TERRE HAUTE —
Dorothy Jerse looks back at local history from 10, 25 and 50 years ago as reported in the Tribune and Tribune-Star.
• U.S. Rep. John Hostettler announced his candidacy to run for the newly drawn 8th District seat. David Lohr was the Vigo County Republican Party chairman.
• Members of the Vigo County School Corp. board voted 5-2 to close Crawford Elementary School at the end of the academic year
• General Manager Richard Payonk reported that Wabash River Energy, located at 444 W. Sanford Avenue north of Terre Haute, was statistically the cleanest coal-fired plant in the world from an air-emission standpoint. It was one of the only two coal-gasification facilities in the United States generating electricity for sale to the public.
• The project for widening South 13th Street was well under way. It was the city's part in providing a north-south connection to the proposed 641 bypass to link U.S. 41 to I-70 on the east side of the city.
• Chauncey Rose Middle School students were playing bridge one evening a week at the Terre Haute Bridge Center, 303 S. 14th St., as part of the Easybridge class. Mona Sternfeld, a math teacher, was the school Bridge Club sponsor.
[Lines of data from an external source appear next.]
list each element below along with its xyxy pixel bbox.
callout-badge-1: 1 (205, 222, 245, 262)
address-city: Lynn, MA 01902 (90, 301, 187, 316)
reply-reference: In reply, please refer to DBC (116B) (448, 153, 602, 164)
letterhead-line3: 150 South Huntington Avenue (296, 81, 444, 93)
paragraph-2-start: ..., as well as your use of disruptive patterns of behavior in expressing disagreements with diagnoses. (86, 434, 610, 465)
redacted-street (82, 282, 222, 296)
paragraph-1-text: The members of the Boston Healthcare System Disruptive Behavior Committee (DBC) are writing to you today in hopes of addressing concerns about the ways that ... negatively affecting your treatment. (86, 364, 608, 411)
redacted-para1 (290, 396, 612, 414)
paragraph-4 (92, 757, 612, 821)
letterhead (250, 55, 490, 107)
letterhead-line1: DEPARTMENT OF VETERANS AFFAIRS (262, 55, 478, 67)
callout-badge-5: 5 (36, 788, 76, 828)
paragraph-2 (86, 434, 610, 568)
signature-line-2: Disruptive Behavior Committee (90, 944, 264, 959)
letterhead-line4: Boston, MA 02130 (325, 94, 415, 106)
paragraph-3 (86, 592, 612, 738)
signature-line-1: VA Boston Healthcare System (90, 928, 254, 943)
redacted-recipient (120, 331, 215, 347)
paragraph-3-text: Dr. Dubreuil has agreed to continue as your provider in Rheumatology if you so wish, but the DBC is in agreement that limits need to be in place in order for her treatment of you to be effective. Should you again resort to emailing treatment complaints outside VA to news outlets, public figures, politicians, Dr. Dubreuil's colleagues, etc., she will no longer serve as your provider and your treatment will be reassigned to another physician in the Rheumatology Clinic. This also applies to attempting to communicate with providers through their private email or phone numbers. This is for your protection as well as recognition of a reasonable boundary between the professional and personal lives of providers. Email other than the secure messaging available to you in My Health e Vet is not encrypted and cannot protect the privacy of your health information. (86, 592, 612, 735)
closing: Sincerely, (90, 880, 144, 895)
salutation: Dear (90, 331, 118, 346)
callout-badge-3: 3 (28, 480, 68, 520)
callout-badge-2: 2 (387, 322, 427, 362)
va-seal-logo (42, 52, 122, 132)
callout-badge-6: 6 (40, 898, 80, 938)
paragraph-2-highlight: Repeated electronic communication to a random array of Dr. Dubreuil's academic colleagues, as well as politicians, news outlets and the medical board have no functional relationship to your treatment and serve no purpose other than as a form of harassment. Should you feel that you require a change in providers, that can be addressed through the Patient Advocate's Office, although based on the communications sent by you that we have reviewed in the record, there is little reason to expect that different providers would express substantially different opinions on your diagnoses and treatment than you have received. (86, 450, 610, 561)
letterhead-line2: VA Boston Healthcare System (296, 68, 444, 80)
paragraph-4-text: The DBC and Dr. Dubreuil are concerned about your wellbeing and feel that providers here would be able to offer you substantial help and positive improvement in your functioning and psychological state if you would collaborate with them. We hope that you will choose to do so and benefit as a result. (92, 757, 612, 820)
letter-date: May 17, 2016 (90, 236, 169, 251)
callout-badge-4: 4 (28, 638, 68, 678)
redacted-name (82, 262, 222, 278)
• Dave Bussing, former coach at North Central High School, was promoted to sales manager of M.A.B. Paints Inc., which operated 44 company stores in a six-state area. Lee Roads was the company president.
• Joseph M Zlomek, Tribune-Star publisher, Dr. Carol Heine, optometrist, and Dick Willis of Public Service Indiana were elected to the Terre Haute Area Chamber of Commerce board of directors.
• Thelma Modesitt, Vigo County School Corp. treasurer, reported the corporation finished the year with “a healthy balance of $16.8 million in all accounts.” The total interest earned in 1986 was $857,346.
• A letter from Army Maj. Gen. Nile J. Fulwyler read, “Vigo Plant (originally the Ordnance Depot built in 1942) was obtained (1944) for the manufacture of biological warfare agents and biological vaccines, filling and loading of biological munitions and breeding of laboratory animals. Its primary mission was specified as the manufacture and loading of a material (which was) anthrax.” The end of World War II (1945) brought orders to suspend further activities and the plant was later sold to Chas. A. Pfizer & Co. Inc.
• Eighty-seven high school basketball teams competed in the 47th annual Wabash Valley Tournament played at 14 sites.
• Gov. Matthew E. Welsh was in Terre Haute for the dedication of the new 7.3-mile section of U.S. 41 North. The four-lane, limited access highway began at Third Street and Lafayette Avenue and continued north on Third to Maple avenue where it cut to the northeast and rejoined U.S. 41 north of Roselawn Memorial Park.
• Newlin-Johnson Co., 601 Ohio St., advertised its two subdivisions: Terre Vista adjoining Deming Woods and Lakewood by the town of Riley.
• The 55-year-old Home Packing Co. announced its plant was being closed and all assets were being liquidated affecting between 350 and 375 workers. No agreement had been reached with Teamsters Local 144.
• The bulletin board in front of the Tabernacle Baptist Church, Eighth and Lafayette avenues, read, “Christ the answer — not booze! Try faith in God.” Across the same intersection, a sign in front of a tavern read, “Booze, the Only Answer.”